Director: Shawn Seet
Running Time: 220 mins
Certificate: 15
Release Date: January 30th 2017 (UK)
After airing on BBC4 last year, the powerful four-part Aussie thriller arrives on DVD in the UK. From the start it’s clear Deep Water has felt the influence of the likes of Broadchurch and Scandinavian crime shows, with a dark tone and moments of grisliness.
One thing that helps set it apart is that one of the most unpleasant parts of it – groups of teens beating gay men and/or forcing them off cliffs, is based on real life. Or at least it’s based on real life according to many gay people who lived in New South Wales in the 1980s and 1990s, but for a long time the police refused to consider that the deaths of more than 80 people might be part of a pattern. Thankfully though, just a few days ago they announced that they would finally look into the allegations that various gangs may have been hunting gay people for sport back then.
Deep Water takes those allegations and spins them into a plot that opens with the frenzied modern day murder of a gay man in the Sydney suburb of Bondi. Detective Tori Lustigman (Yael Stone) has just arrived back in Bondi after working in the country and is teamed with veteran Nick Manning (Noah Taylor). They realise that the man was either killed by someone he met through the hook-up app Thrustr, or he may have been murdered by his boyfriend, an Iranian immigrant terrified of being deported.
Initially it seems like a one-off killing, but Tori begins to wonder if there’s a serial killer at work, and also whether this murder is somehow linked to the deaths of other gay people in the 1980s. The powers-that-be in the police don’t want to hear about, but evidence begins to mount that a series of fatalities three decades before were more than muggings gone wrong and suicides, and could have been the result of the actions of a gang of teens led by the unpleasant ‘Hammers’ (Craig McLachlan).
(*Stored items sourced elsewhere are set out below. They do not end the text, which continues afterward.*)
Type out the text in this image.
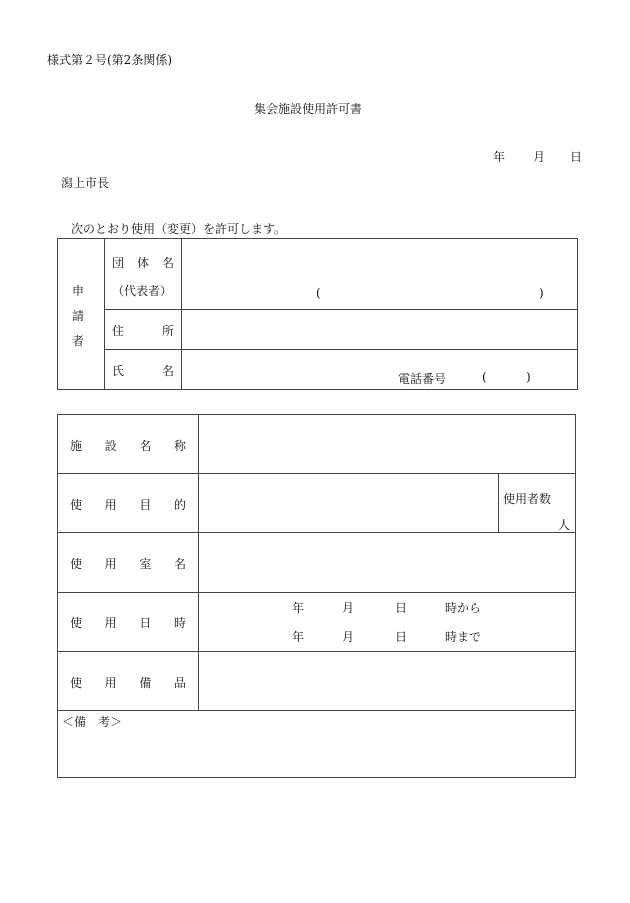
様式第２号(第2条関係)
集会施設使用許可書
年 月 日
潟上市長
次のとおり使用（変更）を許可します。
申
請
者
団 体 名
（代表者）	(	)
住	所
氏	名
電話番号	(	)
施 設 名 称
使 用 目 的	使用者数
人
使 用 室 名
使 用 日 時
年	月	日	時から
年	月	日	時まで
使 用 備 品
＜備　考＞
Those teens are now nearly 30 years older and still living under a code of silence about what really happened.
Tori and Nick need to find out whether events decades before really are linked to what’s happening now. Not only that, but Tori may be hiding her own connection to these crimes.
While Deep Water fictionalises the events of the late-80s and early-90s, none of what it describes goes beyond what has been claimed really happened. As a result, it’s a strong, melancholic backdrop to an often gripping drama, which does a good job of keeping you guessing, not just about who the modern day killer is, but who was involved in the events of the past, as well as various people’s connections to it.
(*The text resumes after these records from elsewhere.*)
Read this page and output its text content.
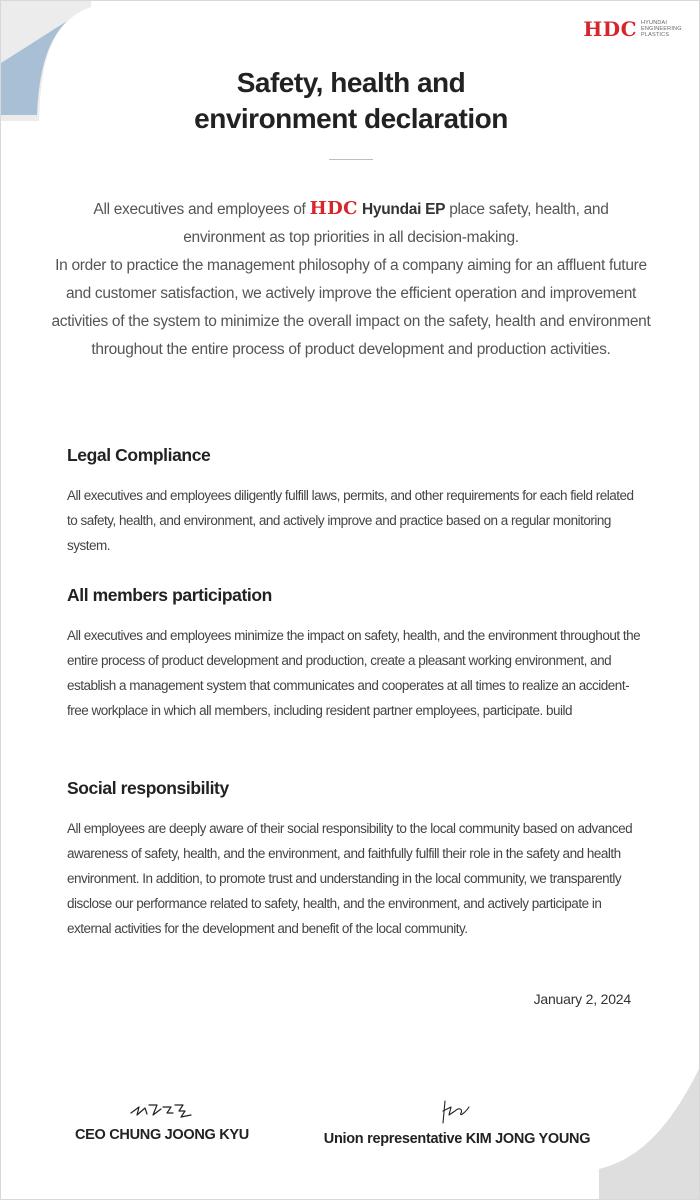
HDC HYUNDAI ENGINEERING PLASTICS
Safety, health and
environment declaration
All executives and employees of HDC Hyundai EP place safety, health, and environment as top priorities in all decision-making.
In order to practice the management philosophy of a company aiming for an affluent future and customer satisfaction, we actively improve the efficient operation and improvement activities of the system to minimize the overall impact on the safety, health and environment throughout the entire process of product development and production activities.
Legal Compliance

All executives and employees diligently fulfill laws, permits, and other requirements for each field related to safety, health, and environment, and actively improve and practice based on a regular monitoring system.

All members participation

All executives and employees minimize the impact on safety, health, and the environment throughout the entire process of product development and production, create a pleasant working environment, and establish a management system that communicates and cooperates at all times to realize an accident-free workplace in which all members, including resident partner employees, participate. build

Social responsibility

All employees are deeply aware of their social responsibility to the local community based on advanced awareness of safety, health, and the environment, and faithfully fulfill their role in the safety and health environment. In addition, to promote trust and understanding in the local community, we transparently disclose our performance related to safety, health, and the environment, and actively participate in external activities for the development and benefit of the local community.

January 2, 2024
CEO CHUNG JOONG KYU	Union representative KIM JONG YOUNG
Each of the 50-minute instalments sustains a dark tone from beginning to end, which is contrasted with the rich colours of the cinematography and the sun-drenched beaches of Bondi. Indeed, that mix of the crashing waves and natural beauty against the grimmest aspects of humanity is a constant theme in the show.
Click here to watch the trailer for Deep Water
Oftentimes with thrillers, both on TV and on film, they only delve into gay themes for prurient reasons, highlighting the ‘abnormal’ extremes of LGBT sexuality in ways that almost blame the victims for anything that happens to them (or just as likely, it’ll be them that’s the killer). However, while Deep Water is well aware of the potential dangers of things such as hook-up apps, it doesn’t use it to moralise about promiscuity or to hint that the victims had it coming.
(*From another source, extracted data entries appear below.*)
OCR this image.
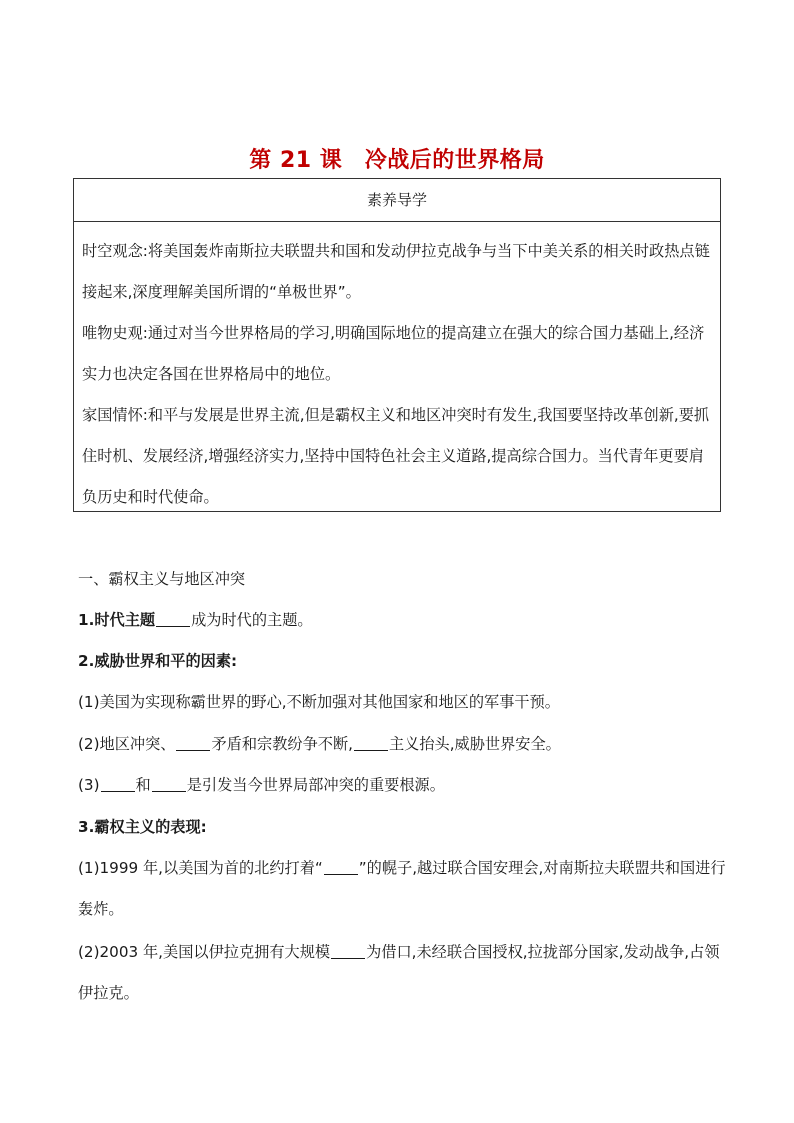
第 21 课　冷战后的世界格局
素养导学

时空观念:将美国轰炸南斯拉夫联盟共和国和发动伊拉克战争与当下中美关系的相关时政热点链接起来,深度理解美国所谓的“单极世界”。

唯物史观:通过对当今世界格局的学习,明确国际地位的提高建立在强大的综合国力基础上,经济实力也决定各国在世界格局中的地位。

家国情怀:和平与发展是世界主流,但是霸权主义和地区冲突时有发生,我国要坚持改革创新,要抓住时机、发展经济,增强经济实力,坚持中国特色社会主义道路,提高综合国力。当代青年更要肩负历史和时代使命。

一、霸权主义与地区冲突
1.时代主题 成为时代的主题。
2.威胁世界和平的因素:
(1)美国为实现称霸世界的野心,不断加强对其他国家和地区的军事干预。
(2)地区冲突、 矛盾和宗教纷争不断, 主义抬头,威胁世界安全。
(3) 和 是引发当今世界局部冲突的重要根源。
3.霸权主义的表现:
(1)1999 年,以美国为首的北约打着“ ”的幌子,越过联合国安理会,对南斯拉夫联盟共和国进行轰炸。
(2)2003 年,美国以伊拉克拥有大规模 为借口,未经联合国授权,拉拢部分国家,发动战争,占领伊拉克。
In fact, it’s quite the opposite. The gay community is the victim here, assaulted on all sides from police that don’t want to listen, groups of people that hate them, and a serial killer on the loose. Yet they’re determined to continue living their lives, with the series highlighting the strength of the love and compassion between some of the men, compared to the brutish nastiness of some of the other characters, who don’t even treat gay people like human beings. Yet even there, it doesn’t completely turn the ‘bad guys’ into cartoon characters, hinting at some of the reasons people ended up doing what they did.
Things do go a bit far at the end, when in search of a fitting conclusion it slides from the grounded reality of what’s gone before into nutty psycho territory. It takes things just that little bit too far, although thankfully it doesn’t completely go off the deep end and the strength of what has led up to it makes it more than forgivable. Indeed, it’s interesting that while the show has to tell us who the killer is, by the end the show is more interested in the past, with an immense anger and sadness about the attitudes and official nonchalance that let so many gay people die without the police caring or even paying attention.
Overall Verdict: Deep Water certainly isn’t a jolly series, but it’s an entertaining and intriguing one that keeps you guessing about what’s been happening in Bondi’s gay scene in both the past and the present.
Reviewer: Tim Isaac
DLB says
Excellent review.
I’m disgusted to learn that this was based on real events: eighty murders?
The South Wales Police have a lot to answer for. Every officer who turned a blind eye should be found complicit in the murders.
Eighty murders. None solved? No one saw a pattern?
That no one saw a pattern is unbelievable.
No one cared.
I’m glad to hear an investigation has been started. Hopefully it will NOT be by the police officers and precincts who let it all happen in the first place.
DLB says
Pardon my mistake, in the above comment I meant New South Wales.